El Arzobispo le reconoció enseguida, y aunque
estaba más pálido y delgado que la última vez que se habían visto, se
acercó para preguntarle.
- A dónde váis a estas horas, amigo Tristán Alzúcer?
- A cumplir con la promesa de ir a darle gracias a
la Virgen-, respondió con voz cascada, hueca y tenebrosa, el
comerciante llegado de las Filipinas.
No dijo más y el prelado lo miró extrañado de pagar la manda, aun cuando él lo había relevado de tal obligación .
Esa noche el Arzobispo decidió ir a visitar a su
amigo, para pedirle que le explicara el motivo por el cual había
decidido ir a pagar la manda hasta el santuario de la Virgen en el
lejano cerrito y lo encontró tendido, muerto, acostado entre cuatro
cirios, mientras su joven hijo Tristán lloraba ante el cadáver con gran
pena.
Con mucho asombro el prelado vio que el sudario
con que habían envuelto al muerto, era idéntico al que le viera vestir
esa mañana y que la vela que sostenían sus agarrotados dedos, también
era la misma.
-Mi padre murió al amanecer -dijo el hijo entre
lloros y gemidos dolorosos-, pero antes dijo que debía pagar no sé qué
promesa a la Virgen.
Esto acabó de comprobar al Arzobispo, que don
Tristan Alzúcer estaba muerto ya cuando dijo haberlo encontrado por la
calle de la Misericordia.
En el ánimo del prelado se prendió la duda, la
culpa de que aquella alma hubiese vuelto al mundo para pagar una promesa
que él le había dicho que no era necesario cumplir.
Pasaron los años...
Tristán el hijo de aquel muerto llegado de las
Filipinas se casó y se marchó de la Nueva España hacia la Nueva Galicia.

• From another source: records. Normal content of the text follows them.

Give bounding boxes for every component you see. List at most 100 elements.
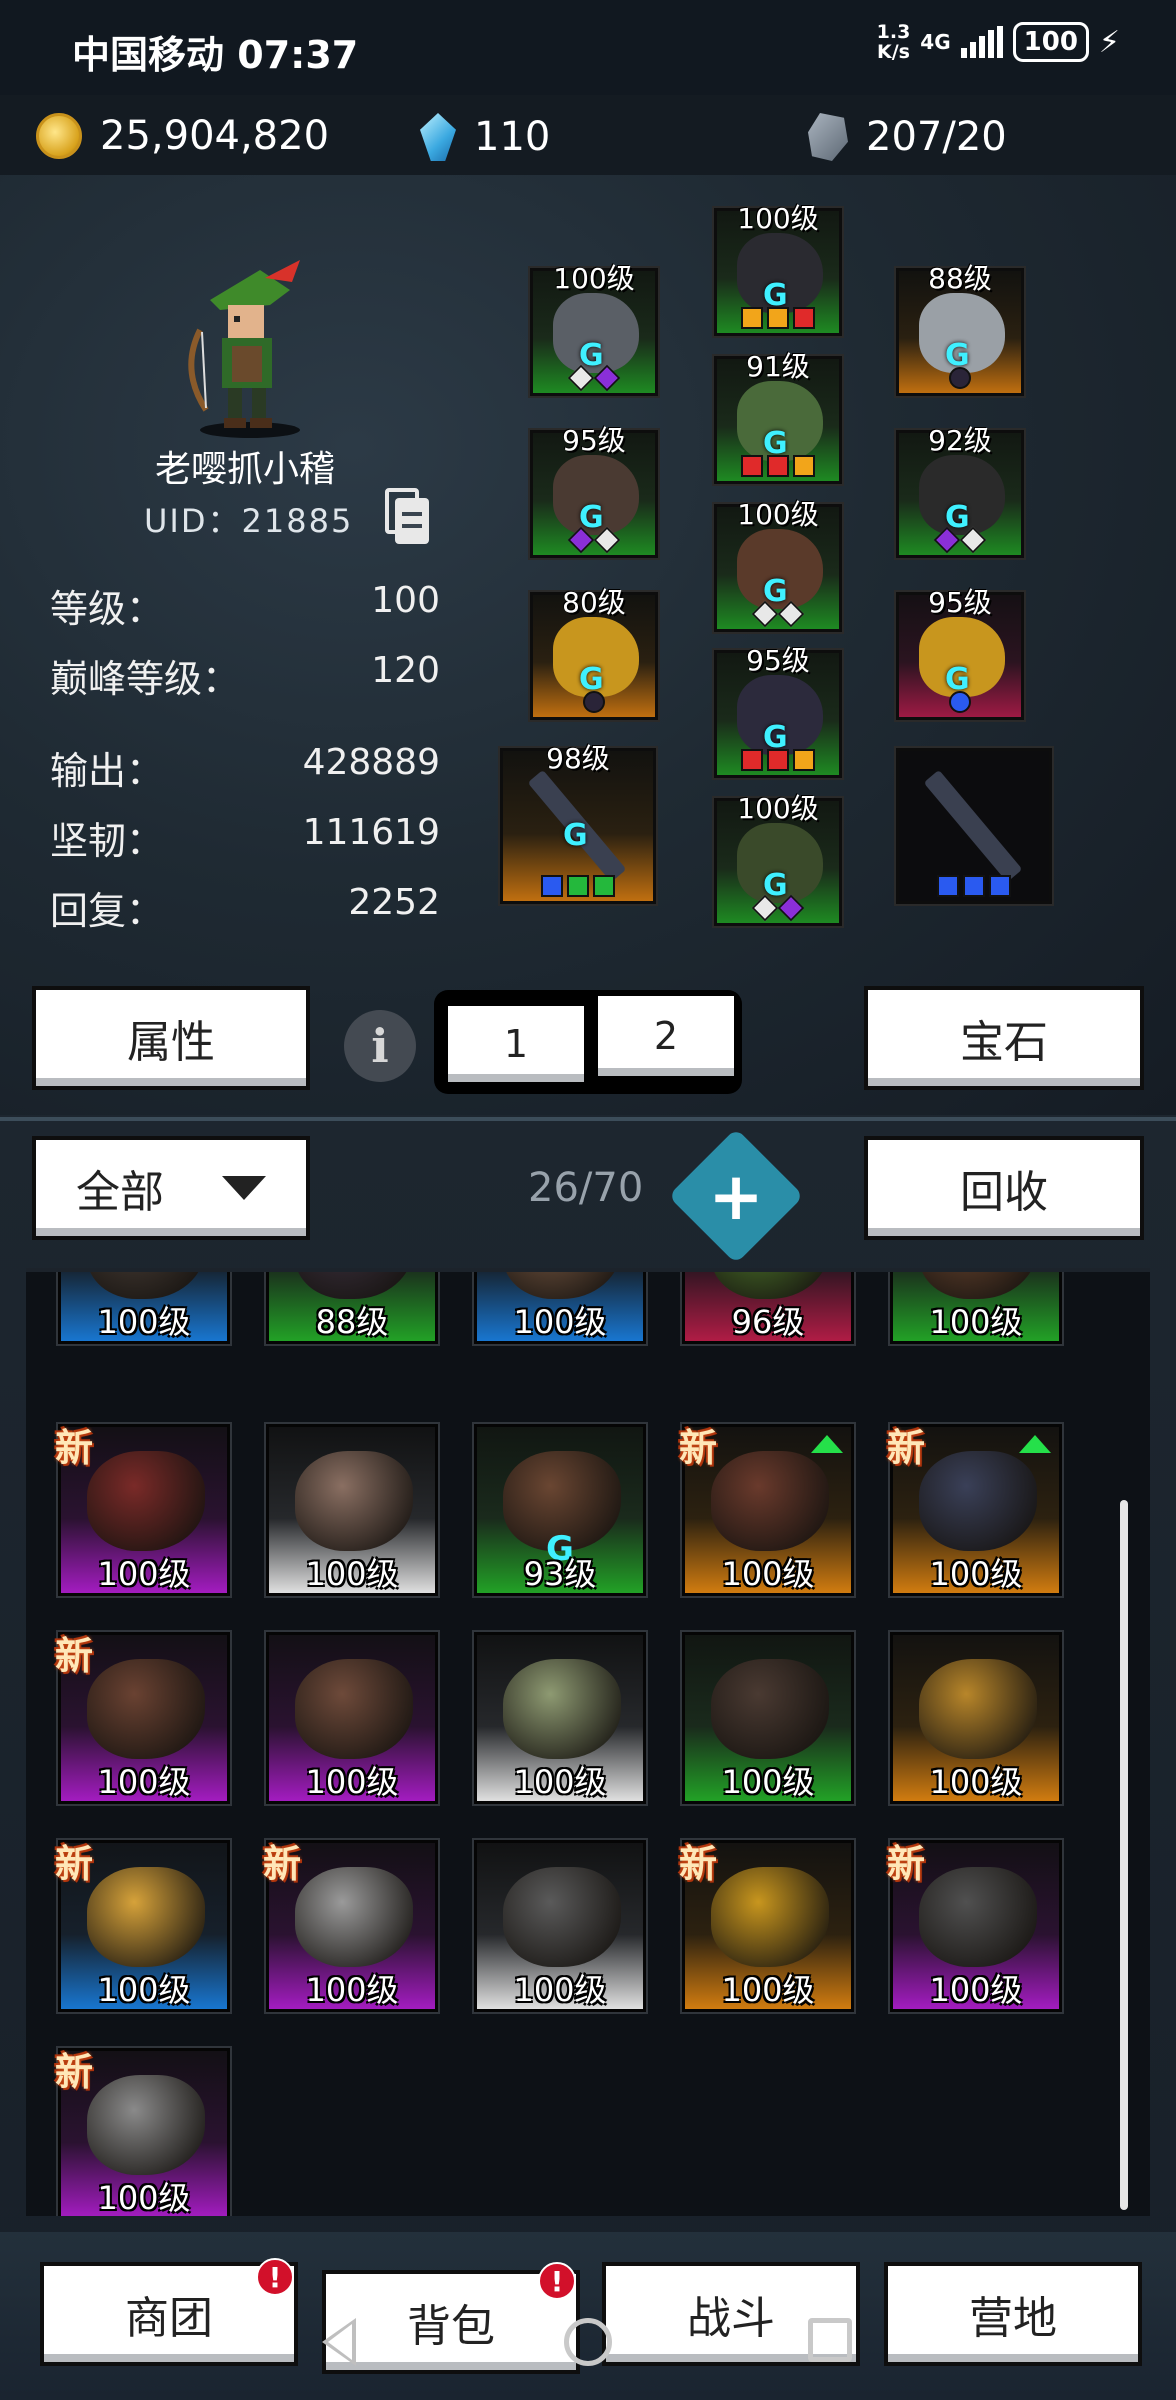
inventory-item[interactable]: 100级: [474, 1272, 646, 1344]
inventory-item[interactable]: 100级 新: [263, 1840, 438, 2012]
equipment-slot-9[interactable]: 88级 G: [896, 262, 1024, 396]
carrier-name: 中国移动: [72, 33, 225, 77]
socket-row: [899, 526, 1021, 554]
equipment-slot-12[interactable]: [896, 748, 1052, 904]
equipment-slot-11[interactable]: 95级 G: [896, 586, 1024, 720]
inventory-item[interactable]: 100级: [474, 1632, 646, 1804]
system-back-icon[interactable]: [322, 2318, 356, 2366]
equipment-slot-5[interactable]: 91级 G: [714, 350, 842, 484]
inventory-item[interactable]: 100级: [266, 1424, 438, 1596]
item-level: 100级: [929, 1763, 1023, 1801]
inventory-item[interactable]: 100级: [474, 1840, 646, 2012]
equipment-slot-0[interactable]: 100级 G: [530, 262, 658, 396]
new-item-badge: 新: [679, 1425, 718, 1470]
gem-socket-icon: [567, 875, 589, 897]
filter-dropdown-label: 全部: [76, 1167, 164, 1218]
gem-socket-icon: [793, 749, 815, 771]
status-icons: 1.3 K/s 4G 100 ⚡: [877, 22, 1120, 62]
gem-socket-icon: [959, 526, 987, 554]
page-tab-2[interactable]: 2: [598, 996, 734, 1076]
inventory-grid[interactable]: 100级 88级 100级 96级 100级 100级新 100级 G 93级 100级新 100级…: [26, 1268, 1150, 2216]
stone-icon: [808, 113, 848, 161]
system-home-icon[interactable]: [564, 2318, 612, 2366]
inventory-item[interactable]: 100级 新: [679, 1840, 854, 2012]
gem-socket-icon: [751, 600, 779, 628]
item-level: 100级: [97, 1303, 191, 1341]
stat-recovery-label: 回复：: [50, 889, 165, 933]
inventory-item[interactable]: 100级: [890, 1272, 1062, 1344]
attributes-button[interactable]: 属性: [36, 990, 306, 1086]
system-recent-apps-icon[interactable]: [808, 2318, 852, 2362]
filter-dropdown[interactable]: 全部: [36, 1140, 306, 1236]
info-icon[interactable]: i: [344, 1010, 416, 1082]
hero-sprite: [188, 260, 300, 438]
new-item-badge: 新: [55, 1633, 94, 1678]
nav-camp-button[interactable]: 营地: [888, 2266, 1138, 2362]
item-level: 96级: [731, 1303, 805, 1341]
equipment-slot-2[interactable]: 80级 G: [530, 586, 658, 720]
stat-level-label: 等级：: [50, 587, 165, 631]
recycle-button[interactable]: 回收: [868, 1140, 1140, 1236]
inventory-item[interactable]: 88级: [266, 1272, 438, 1344]
inventory-item[interactable]: G 93级: [474, 1424, 646, 1596]
item-art-icon: [919, 1272, 1037, 1299]
inventory-item[interactable]: 100级: [58, 1272, 230, 1344]
gem-socket-icon: [933, 526, 961, 554]
expand-inventory-button[interactable]: +: [668, 1128, 804, 1264]
inventory-item[interactable]: 100级 新: [55, 1424, 230, 1596]
inventory-scrollbar[interactable]: [1120, 1500, 1128, 2210]
item-art-icon: [295, 1272, 413, 1299]
equipment-slot-8[interactable]: 100级 G: [714, 792, 842, 926]
gem-socket-icon: [949, 691, 971, 713]
inventory-item[interactable]: 100级 新: [55, 1840, 230, 2012]
item-level: 100级: [929, 1555, 1023, 1593]
equipment-slot-10[interactable]: 92级 G: [896, 424, 1024, 558]
inventory-item[interactable]: 100级: [266, 1632, 438, 1804]
gems-button[interactable]: 宝石: [868, 990, 1140, 1086]
gem-socket-icon: [567, 364, 595, 392]
page-tab-1[interactable]: 1: [448, 1006, 584, 1082]
inventory-item[interactable]: 96级: [682, 1272, 854, 1344]
new-item-badge: 新: [55, 1425, 94, 1470]
equipment-slot-7[interactable]: 95级 G: [714, 644, 842, 778]
new-item-badge: 新: [679, 1841, 718, 1886]
inventory-item[interactable]: 100级 新: [679, 1424, 854, 1596]
item-level: 100级: [721, 1555, 815, 1593]
gem-socket-icon: [751, 894, 779, 922]
inventory-item[interactable]: 100级: [890, 1632, 1062, 1804]
equipment-level: 98级: [546, 742, 610, 775]
equipment-slot-4[interactable]: 100级 G: [714, 202, 842, 336]
gem-socket-icon: [567, 526, 595, 554]
gem-socket-icon: [593, 364, 621, 392]
copy-icon[interactable]: [385, 488, 431, 544]
gem-socket-icon: [949, 367, 971, 389]
item-art-icon: [711, 1867, 829, 1967]
inventory-item[interactable]: 100级 新: [55, 2048, 230, 2216]
network-speed: 1.3 K/s: [877, 22, 911, 62]
item-level: 88级: [315, 1303, 389, 1341]
item-level: 100级: [513, 1971, 607, 2009]
equipment-slot-3[interactable]: 98级 G: [500, 742, 656, 904]
equipment-slot-6[interactable]: 100级 G: [714, 498, 842, 632]
inventory-item[interactable]: 100级 新: [887, 1840, 1062, 2012]
new-item-badge: 新: [55, 1841, 94, 1886]
charging-icon: ⚡: [1098, 24, 1120, 60]
equipment-level: 100级: [737, 202, 819, 235]
item-level: 100级: [305, 1763, 399, 1801]
inventory-item[interactable]: 100级 新: [55, 1632, 230, 1804]
gem-socket-icon: [767, 307, 789, 329]
equipment-slot-1[interactable]: 95级 G: [530, 424, 658, 558]
equipment-level: 100级: [553, 262, 635, 295]
page-tab-2-label: 2: [653, 1014, 679, 1058]
inventory-item[interactable]: 100级: [682, 1632, 854, 1804]
equipment-level: 95级: [746, 644, 810, 677]
gems-button-label: 宝石: [960, 1017, 1048, 1068]
equipment-level: 100级: [737, 792, 819, 825]
gem-socket-icon: [741, 749, 763, 771]
inventory-count: 26/70: [528, 1165, 644, 1211]
stat-peak-value: 120: [371, 650, 440, 691]
item-art-icon: [87, 1451, 205, 1551]
item-level: 100级: [305, 1971, 399, 2009]
gem-socket-icon: [777, 894, 805, 922]
inventory-item[interactable]: 100级 新: [887, 1424, 1062, 1596]
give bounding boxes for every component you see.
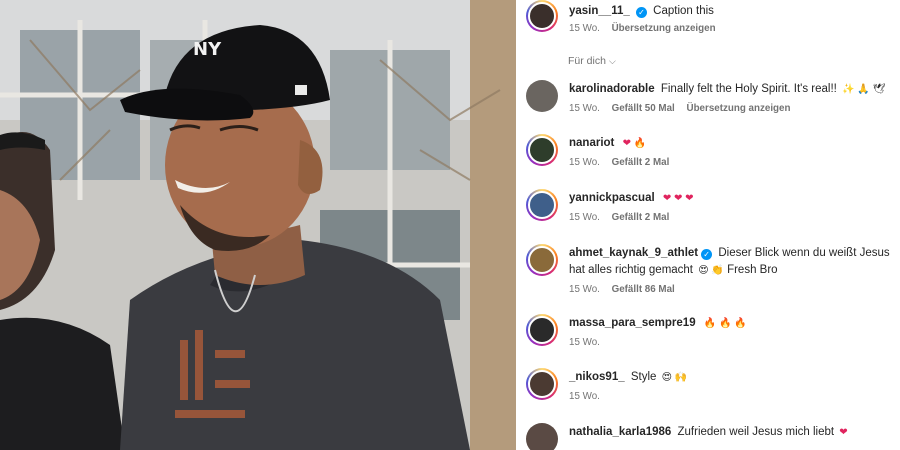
author-avatar[interactable] (526, 0, 558, 32)
commenter-avatar[interactable] (526, 423, 558, 450)
commenter-username[interactable]: yannickpascual (569, 192, 655, 204)
commenter-username[interactable]: ahmet_kaynak_9_athlet (569, 247, 698, 259)
comment-age: 15 Wo. (569, 212, 600, 223)
comment-filter-dropdown[interactable]: Für dich ⌵ (568, 55, 616, 67)
caption-age: 15 Wo. (569, 23, 600, 34)
comment-meta: 15 Wo. Gefällt 50 Mal Übersetzung anzeig… (569, 103, 799, 114)
comment-emojis: 😍 🙌 (661, 372, 688, 383)
verified-badge-icon: ✓ (701, 249, 713, 260)
svg-text:NY: NY (193, 39, 222, 60)
comment-age: 15 Wo. (569, 391, 600, 402)
chevron-down-icon: ⌵ (608, 56, 616, 66)
caption-text: Caption this (653, 5, 714, 17)
comment-likes[interactable]: Gefällt 86 Mal (612, 284, 675, 295)
comment-meta: 15 Wo. (569, 391, 609, 402)
comment-text: Style (630, 371, 657, 383)
comment-likes[interactable]: Gefällt 2 Mal (612, 157, 670, 168)
comment-likes[interactable]: Gefällt 50 Mal (612, 103, 675, 114)
commenter-avatar[interactable] (526, 244, 558, 276)
comment-text: Zufrieden weil Jesus mich liebt (677, 426, 835, 438)
post-photo-illustration: NY (0, 0, 516, 450)
commenter-username[interactable]: nathalia_karla1986 (569, 426, 671, 438)
commenter-avatar[interactable] (526, 134, 558, 166)
comment-age: 15 Wo. (569, 103, 600, 114)
comment-meta: 15 Wo. (569, 337, 609, 348)
comments-panel: yasin__11_ ✓ Caption this 15 Wo. Überset… (516, 0, 900, 450)
caption-meta: 15 Wo. Übersetzung anzeigen (569, 23, 725, 34)
filter-label: Für dich (568, 55, 606, 67)
verified-badge-icon: ✓ (635, 7, 647, 18)
comment-likes[interactable]: Gefällt 2 Mal (612, 212, 670, 223)
commenter-avatar[interactable] (526, 314, 558, 346)
comment-emojis: 😍 👏 (698, 265, 724, 276)
comment-emojis: ❤ (839, 427, 848, 438)
commenter-username[interactable]: karolinadorable (569, 83, 655, 95)
commenter-avatar[interactable] (526, 368, 558, 400)
comment-meta: 15 Wo. Gefällt 2 Mal (569, 157, 678, 168)
commenter-username[interactable]: massa_para_sempre19 (569, 317, 696, 329)
comment-emojis: ✨ 🙏 🕊 (842, 84, 886, 95)
translate-link[interactable]: Übersetzung anzeigen (612, 23, 716, 34)
comment-text: Finally felt the Holy Spirit. It's real!… (660, 83, 837, 95)
commenter-username[interactable]: nanariot (569, 137, 614, 149)
post-photo: NY (0, 0, 516, 450)
comment-emojis: ❤ 🔥 (622, 138, 647, 149)
comment-text-tail: Fresh Bro (727, 264, 778, 276)
comment-age: 15 Wo. (569, 157, 600, 168)
translate-link[interactable]: Übersetzung anzeigen (687, 103, 791, 114)
comment-age: 15 Wo. (569, 284, 600, 295)
comment-emojis: 🔥 🔥 🔥 (703, 318, 747, 329)
comment-meta: 15 Wo. Gefällt 2 Mal (569, 212, 678, 223)
author-username[interactable]: yasin__11_ (569, 5, 630, 17)
comment-age: 15 Wo. (569, 337, 600, 348)
comment-emojis: ❤ ❤ ❤ (662, 193, 694, 204)
commenter-avatar[interactable] (526, 189, 558, 221)
commenter-username[interactable]: _nikos91_ (569, 371, 625, 383)
comment-meta: 15 Wo. Gefällt 86 Mal (569, 284, 684, 295)
commenter-avatar[interactable] (526, 80, 558, 112)
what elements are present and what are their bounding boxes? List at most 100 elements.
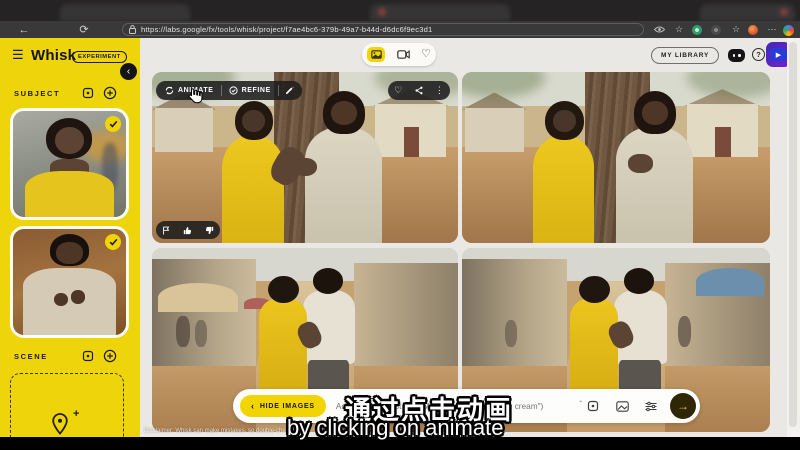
more-options-button[interactable]: ⋮ — [435, 86, 444, 95]
selected-check-badge — [105, 234, 121, 250]
menu-icon[interactable]: ☰ — [12, 47, 24, 63]
shuffle-subject-icon[interactable] — [80, 85, 95, 100]
tab-favicon — [378, 8, 386, 16]
settings-sliders-icon[interactable] — [644, 399, 658, 413]
feedback-toolbar — [156, 221, 220, 239]
thumbs-up-icon — [183, 226, 192, 235]
eye-icon[interactable] — [652, 21, 666, 38]
photo-layer — [242, 110, 265, 132]
scene-section-label: SCENE — [14, 352, 48, 361]
photo-layer — [176, 316, 190, 347]
generate-button[interactable]: → — [670, 393, 696, 419]
flag-button[interactable] — [162, 226, 170, 235]
photo-layer — [375, 104, 445, 157]
question-icon: ? — [756, 50, 761, 59]
collapse-sidebar-button[interactable]: ‹ — [120, 63, 137, 80]
photo-layer — [56, 242, 83, 264]
scrollbar-thumb[interactable] — [789, 42, 797, 427]
url-text: https://labs.google/fx/tools/whisk/proje… — [141, 25, 432, 34]
generated-image-2[interactable] — [462, 72, 770, 243]
my-library-button[interactable]: MY LIBRARY — [651, 47, 719, 64]
bookmark-star-icon[interactable]: ☆ — [672, 21, 686, 38]
refine-button[interactable]: REFINE — [222, 86, 278, 95]
photo-layer — [553, 110, 576, 132]
add-image-icon[interactable] — [615, 399, 629, 413]
photo-layer — [331, 101, 357, 125]
extension-icon[interactable] — [692, 25, 702, 35]
favorite-button[interactable]: ♡ — [394, 86, 402, 95]
scene-dropzone[interactable]: + — [10, 373, 124, 437]
check-icon — [109, 120, 118, 128]
photo-layer — [293, 158, 317, 177]
photo-layer — [465, 108, 524, 152]
prompt-expand-icon[interactable]: ˆ — [579, 400, 582, 409]
animate-icon — [165, 86, 174, 95]
sidebar: ☰ Whisk EXPERIMENT ‹ SUBJECT — [0, 38, 140, 437]
hide-images-button[interactable]: ‹ HIDE IMAGES — [240, 395, 326, 417]
help-button[interactable]: ? — [752, 48, 765, 61]
image-view-button[interactable] — [367, 47, 385, 62]
image-icon — [371, 50, 382, 59]
share-button[interactable] — [415, 86, 423, 95]
tab-favicon — [780, 8, 788, 16]
photo-layer — [624, 268, 655, 294]
generated-image-1[interactable]: ANIMATE REFINE ♡ ⋮ — [152, 72, 458, 243]
favorites-view-button[interactable]: ♡ — [421, 49, 431, 60]
image-meta-toolbar: ♡ ⋮ — [388, 81, 450, 100]
share-icon — [415, 86, 423, 95]
kebab-icon: ⋮ — [435, 86, 444, 95]
photo-layer — [354, 263, 458, 373]
photo-layer — [505, 320, 517, 348]
photo-layer — [155, 108, 213, 152]
photo-layer — [23, 268, 116, 337]
selected-check-badge — [105, 116, 121, 132]
favorites-star-icon[interactable]: ☆ — [729, 21, 743, 38]
image-action-toolbar: ANIMATE REFINE — [156, 81, 302, 100]
refine-label: REFINE — [242, 87, 271, 94]
disclaimer-text: Disclaimer: Whisk can make mistakes, so … — [144, 428, 296, 434]
discord-icon[interactable] — [728, 49, 745, 62]
photo-layer — [25, 171, 113, 220]
heart-icon: ♡ — [421, 49, 431, 60]
shuffle-scene-icon[interactable] — [80, 348, 95, 363]
photo-layer — [628, 154, 653, 173]
refresh-icon[interactable]: ⟳ — [76, 21, 92, 38]
play-icon: ▶ — [770, 48, 787, 61]
photo-layer — [616, 127, 693, 243]
photo-layer — [579, 276, 610, 304]
browser-menu-icon[interactable]: ⋯ — [765, 21, 779, 38]
chevron-left-icon: ‹ — [127, 67, 130, 77]
profile-avatar-icon[interactable] — [748, 25, 758, 35]
extension-icon[interactable] — [711, 25, 721, 35]
subject-thumbnail-woman[interactable] — [10, 108, 129, 220]
mouse-cursor-hand — [186, 87, 203, 111]
refine-check-icon — [229, 86, 238, 95]
edit-button[interactable] — [279, 86, 300, 95]
scene-empty-state: + — [49, 412, 89, 437]
heart-icon: ♡ — [394, 86, 402, 95]
add-scene-icon[interactable] — [102, 348, 117, 363]
subject-section-label: SUBJECT — [14, 89, 60, 98]
browser-tab[interactable] — [700, 4, 795, 21]
check-icon — [109, 238, 118, 246]
back-icon[interactable]: ← — [16, 21, 32, 38]
arrow-right-icon: → — [677, 399, 689, 413]
subject-thumbnail-man[interactable] — [10, 226, 129, 338]
location-pin-icon — [49, 412, 71, 437]
copilot-icon[interactable] — [783, 25, 794, 36]
photo-layer — [715, 127, 731, 158]
browser-tab[interactable] — [60, 4, 190, 21]
photo-layer — [642, 101, 668, 125]
video-view-button[interactable] — [397, 50, 410, 59]
chevron-left-icon: ‹ — [251, 401, 255, 411]
photo-layer — [696, 268, 764, 296]
add-subject-icon[interactable] — [102, 85, 117, 100]
photo-layer — [158, 283, 238, 312]
browser-tab[interactable] — [370, 4, 510, 21]
address-bar[interactable]: https://labs.google/fx/tools/whisk/proje… — [122, 23, 644, 36]
subtitle-english: by clicking on animate — [287, 415, 503, 441]
inspire-dice-icon[interactable] — [586, 399, 600, 413]
thumbs-up-button[interactable] — [183, 226, 192, 235]
photo-layer — [305, 127, 382, 243]
thumbs-down-button[interactable] — [205, 226, 214, 235]
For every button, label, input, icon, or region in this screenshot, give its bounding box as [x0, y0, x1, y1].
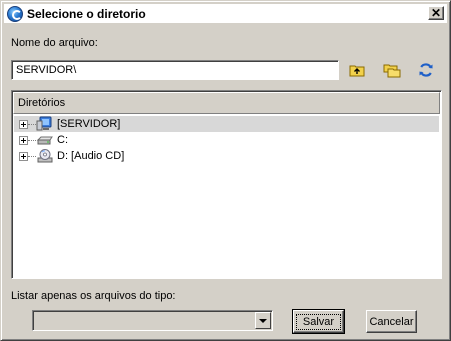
file-type-value: [35, 313, 254, 328]
tree-item-c[interactable]: C:: [14, 132, 439, 148]
tree-column-header[interactable]: Diretórios: [13, 92, 440, 114]
chevron-down-icon: [259, 318, 267, 323]
close-button[interactable]: ✕: [428, 6, 444, 20]
new-folder-icon: [383, 64, 401, 77]
app-icon: [7, 5, 23, 22]
cd-drive-icon: [36, 148, 54, 164]
tree-item-label: [SERVIDOR]: [57, 118, 121, 130]
tree-item-servidor[interactable]: [SERVIDOR]: [14, 116, 439, 132]
cancel-button[interactable]: Cancelar: [366, 310, 417, 333]
tree-item-label: C:: [57, 134, 68, 146]
expand-icon[interactable]: [19, 135, 28, 145]
dropdown-button[interactable]: [255, 312, 271, 329]
tree-connector: [28, 155, 36, 157]
tree-item-label: D: [Audio CD]: [57, 150, 125, 162]
save-button[interactable]: Salvar: [292, 309, 345, 334]
new-folder-button[interactable]: [381, 59, 403, 81]
refresh-button[interactable]: [415, 59, 437, 81]
save-button-label: Salvar: [295, 313, 342, 330]
expand-icon[interactable]: [19, 151, 28, 161]
folder-up-button[interactable]: [346, 59, 368, 81]
expand-icon[interactable]: [19, 119, 28, 129]
file-type-select[interactable]: [32, 310, 273, 331]
cancel-button-label: Cancelar: [369, 315, 414, 328]
filename-label: Nome do arquivo:: [11, 37, 98, 49]
close-icon: ✕: [430, 6, 442, 20]
directory-tree[interactable]: Diretórios [SERVIDOR] C: D: [Audio CD]: [11, 90, 442, 279]
network-computer-icon: [36, 116, 54, 132]
filename-input[interactable]: [11, 60, 339, 80]
folder-up-icon: [349, 65, 365, 77]
filter-label: Listar apenas os arquivos do tipo:: [11, 290, 176, 302]
dialog-window: Selecione o diretorio ✕ Nome do arquivo:…: [0, 0, 451, 341]
hard-drive-icon: [36, 132, 54, 148]
window-title: Selecione o diretorio: [27, 6, 146, 21]
tree-item-d[interactable]: D: [Audio CD]: [14, 148, 439, 164]
title-bar[interactable]: Selecione o diretorio ✕: [4, 4, 447, 23]
tree-connector: [28, 123, 36, 125]
tree-connector: [28, 139, 36, 141]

Pero el alma de su padre continuó hasta terminado el siglo, deambulando
con una vela encendida, cubierto con el sudario amarillento y
carcomido.
Desde aquél entonces, el vulgo llamó a la calleja
de esta historia, El Callejón del Muerto, es la misma que andando el
tiempo fuera bautizada como calle República Dominicana.